Cuban is spot on. With US debt levels at an all-time high -- from student to consumer to federal and municipal -- it is only a matter of time before the stimulus boosts wear off, consumers pull back spending and markets react, a long-awaited reversal that will shake investor confidence and cause the market to spiral.
Shouldn't we expect a correction following a ten-year bull run? Absolutely. The problem is, the correction is late -- too late. The American people, for better or worse, have been riding this economic high up-up-up -- taking on more debt in light of steady work (or in some cases, simply work in general), with the expectation, no doubt, that they will be working for the foreseeable future.
It is hard to predict what, exactly, will tip the economy in the other direction. Rising tariffs are a good bet. The wearing off of corporate tax cut savings might be another. Lagging wage growth (or in some cases stagnant or negative) is a near guarantee to trigger a consumer spending pullback; if people can’t afford to live, they certainly can’t afford to buy your product.

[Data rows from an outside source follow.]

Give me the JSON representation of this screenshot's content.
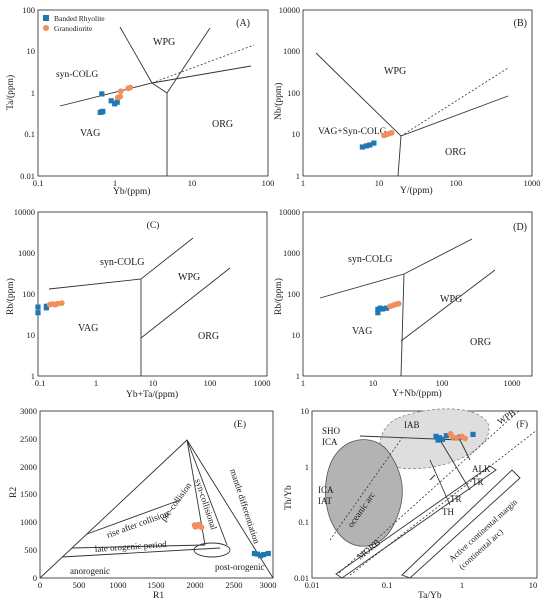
{
  "colors": {
    "rhyolite": "#1f77b4",
    "granodiorite": "#f28e5c",
    "oceanic_fill": "#b3b3b3",
    "iab_fill": "#dedede"
  },
  "legend": [
    {
      "label": "Banded Rhyolite",
      "symbol": "square",
      "color": "#1f77b4"
    },
    {
      "label": "Granodiorite",
      "symbol": "circle",
      "color": "#f28e5c"
    }
  ],
  "chart_data": [
    {
      "panel": "(A)",
      "type": "scatter",
      "xscale": "log",
      "yscale": "log",
      "xlabel": "Yb/(ppm)",
      "ylabel": "Ta/(ppm)",
      "xlim": [
        0.1,
        100
      ],
      "ylim": [
        0.01,
        100
      ],
      "xticks": [
        "0.1",
        "1",
        "10",
        "100"
      ],
      "yticks": [
        "0.01",
        "0.1",
        "1",
        "10",
        "100"
      ],
      "fields": [
        "WPG",
        "syn-COLG",
        "VAG",
        "ORG"
      ],
      "series": [
        {
          "name": "Banded Rhyolite",
          "points": [
            [
              0.65,
              0.34
            ],
            [
              0.68,
              0.35
            ],
            [
              0.7,
              0.36
            ],
            [
              0.68,
              0.95
            ],
            [
              0.9,
              0.65
            ],
            [
              1.0,
              0.55
            ],
            [
              1.08,
              0.6
            ]
          ]
        },
        {
          "name": "Granodiorite",
          "points": [
            [
              1.1,
              0.78
            ],
            [
              1.18,
              0.82
            ],
            [
              1.2,
              1.1
            ],
            [
              1.5,
              1.3
            ],
            [
              1.6,
              1.35
            ]
          ]
        }
      ]
    },
    {
      "panel": "(B)",
      "type": "scatter",
      "xscale": "log",
      "yscale": "log",
      "xlabel": "Y/(ppm)",
      "ylabel": "Nb/(ppm)",
      "xlim": [
        1,
        1000
      ],
      "ylim": [
        1,
        10000
      ],
      "xticks": [
        "1",
        "10",
        "100",
        "1000"
      ],
      "yticks": [
        "1",
        "10",
        "100",
        "1000",
        "10000"
      ],
      "fields": [
        "WPG",
        "VAG+Syn-COLG",
        "ORG"
      ],
      "series": [
        {
          "name": "Banded Rhyolite",
          "points": [
            [
              6.0,
              5.0
            ],
            [
              6.8,
              5.3
            ],
            [
              7.5,
              5.6
            ],
            [
              8.5,
              6.2
            ]
          ]
        },
        {
          "name": "Granodiorite",
          "points": [
            [
              11.5,
              9.5
            ],
            [
              12.5,
              10.0
            ],
            [
              13.5,
              10.5
            ],
            [
              14.5,
              11.0
            ]
          ]
        }
      ]
    },
    {
      "panel": "(C)",
      "type": "scatter",
      "xscale": "log",
      "yscale": "log",
      "xlabel": "Yb+Ta/(ppm)",
      "ylabel": "Rb/(ppm)",
      "xlim": [
        0.1,
        1000
      ],
      "ylim": [
        1,
        10000
      ],
      "xticks": [
        "0.1",
        "1",
        "10",
        "100",
        "1000"
      ],
      "yticks": [
        "1",
        "10",
        "100",
        "1000",
        "10000"
      ],
      "fields": [
        "syn-COLG",
        "WPG",
        "VAG",
        "ORG"
      ],
      "series": [
        {
          "name": "Banded Rhyolite",
          "points": [
            [
              0.1,
              35
            ],
            [
              0.1,
              48
            ],
            [
              0.14,
              46
            ],
            [
              0.14,
              50
            ]
          ]
        },
        {
          "name": "Granodiorite",
          "points": [
            [
              0.16,
              55
            ],
            [
              0.18,
              57
            ],
            [
              0.2,
              55
            ],
            [
              0.22,
              58
            ],
            [
              0.26,
              60
            ]
          ]
        }
      ]
    },
    {
      "panel": "(D)",
      "type": "scatter",
      "xscale": "log",
      "yscale": "log",
      "xlabel": "Y+Nb/(ppm)",
      "ylabel": "Rb/(ppm)",
      "xlim": [
        1,
        2000
      ],
      "ylim": [
        1,
        10000
      ],
      "xticks": [
        "1",
        "10",
        "100",
        "1000"
      ],
      "yticks": [
        "1",
        "10",
        "100",
        "1000",
        "10000"
      ],
      "fields": [
        "syn-COLG",
        "WPG",
        "VAG",
        "ORG"
      ],
      "series": [
        {
          "name": "Banded Rhyolite",
          "points": [
            [
              12,
              35
            ],
            [
              12,
              42
            ],
            [
              13,
              45
            ],
            [
              14,
              43
            ],
            [
              16,
              45
            ]
          ]
        },
        {
          "name": "Granodiorite",
          "points": [
            [
              18,
              50
            ],
            [
              20,
              53
            ],
            [
              22,
              56
            ],
            [
              24,
              58
            ]
          ]
        }
      ]
    },
    {
      "panel": "(E)",
      "type": "scatter",
      "xscale": "linear",
      "yscale": "linear",
      "xlabel": "R1",
      "ylabel": "R2",
      "xlim": [
        0,
        3000
      ],
      "ylim": [
        0,
        3000
      ],
      "xticks": [
        "0",
        "500",
        "1000",
        "1500",
        "2000",
        "2500",
        "3000"
      ],
      "yticks": [
        "0",
        "500",
        "1000",
        "1500",
        "2000",
        "2500",
        "3000"
      ],
      "fields": [
        "mantle differentiation",
        "syn-collisional",
        "pre-collision",
        "rise after collision",
        "late orogenic period",
        "anorogenic",
        "post-orogenic"
      ],
      "series": [
        {
          "name": "Banded Rhyolite",
          "points": [
            [
              2760,
              440
            ],
            [
              2840,
              400
            ],
            [
              2880,
              420
            ],
            [
              2940,
              440
            ],
            [
              2800,
              430
            ]
          ]
        },
        {
          "name": "Granodiorite",
          "points": [
            [
              2000,
              920
            ],
            [
              2030,
              940
            ],
            [
              2060,
              930
            ],
            [
              2080,
              910
            ],
            [
              2040,
              960
            ],
            [
              1990,
              950
            ]
          ]
        }
      ]
    },
    {
      "panel": "(F)",
      "type": "scatter",
      "xscale": "log",
      "yscale": "log",
      "xlabel": "Ta/Yb",
      "ylabel": "Th/Yb",
      "xlim": [
        0.01,
        10
      ],
      "ylim": [
        0.01,
        10
      ],
      "xticks": [
        "0.01",
        "0.1",
        "1",
        "10"
      ],
      "yticks": [
        "0.01",
        "0.1",
        "1",
        "10"
      ],
      "fields": [
        "SHO",
        "ICA",
        "IAB",
        "WPB",
        "ALK",
        "TR",
        "TH",
        "ICA",
        "IAT",
        "oceanic arc",
        "MORB",
        "Active continental margin",
        "(continental arc)"
      ],
      "series": [
        {
          "name": "Banded Rhyolite",
          "points": [
            [
              0.45,
              3.5
            ],
            [
              0.48,
              3.0
            ],
            [
              0.5,
              3.3
            ],
            [
              0.55,
              3.1
            ],
            [
              0.62,
              3.6
            ],
            [
              0.95,
              3.4
            ],
            [
              1.4,
              3.8
            ]
          ]
        },
        {
          "name": "Granodiorite",
          "points": [
            [
              0.7,
              3.9
            ],
            [
              0.75,
              3.4
            ],
            [
              0.85,
              3.3
            ],
            [
              1.0,
              3.5
            ],
            [
              1.1,
              3.2
            ]
          ]
        }
      ]
    }
  ]
}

Last week -- on August 21st -- the S&P 500 hit an all-time high and tied the record for the longest bull market. But what exactly does that tell us?
While stocks may be high, investor numbers are low – a whopping 84 percent of all stocks owned by Americans belong to the wealthiest 10 percent of households, as reported by the New York Times. That includes stakes in pension plans, 401(k)’s and individual retirement accounts, as well as trust funds, mutual funds and college savings programs like 529 plans.
“For the vast majority of Americans, fluctuations in the stock market have relatively little effect on their wealth, or well-being, for that matter,” said Edward N. Wolff, an economist at New York University who recently published new research on the topic.
Ian Bremmer, Founder and President of Eurasia group, writes and tweets frequently on this topic, citing the broader breakdown as follows:
Who owns stocks in the US
Top 1%: 40.3% of US stock (up from 34% in 2001)
Top 5%: 71.4%
Top 10%: 83.7%
Top 20%: 93%
Bottom 20%: 0.2%
The Top 20% owns 93% of the stocks – and we use that as an indicator of overall financial health?
Yes, we can infer that if indexed companies have stocks that are performing well, the company is therefore likely doing well and keeping people employed, which is better for the economy overall. But this is not a linear equation – the company could be doing well because it cut jobs, or sent them overseas, or any combination of activity resulting in less employment.
"I'm not saying that we can't hit record highs...I'm concerned about the debt. Will GDP grow fast enough to overcome the increases in the debt and particularly than the interest rates that expand the debt. I'm not ready to say that's a net positive to the economy....I've got my two stocks and I think there's a whole lot of uncertainty that attaches itself to pretty much everything in the market."
Economic health indictors such as low unemployment, a booming stock market and GDP growth provide a good estimate as to how the economy is faring. But these measures work in aggregates and lack context. Much like the subprime mortgage crisis, the true status of our economic markets becomes clear only when digging within.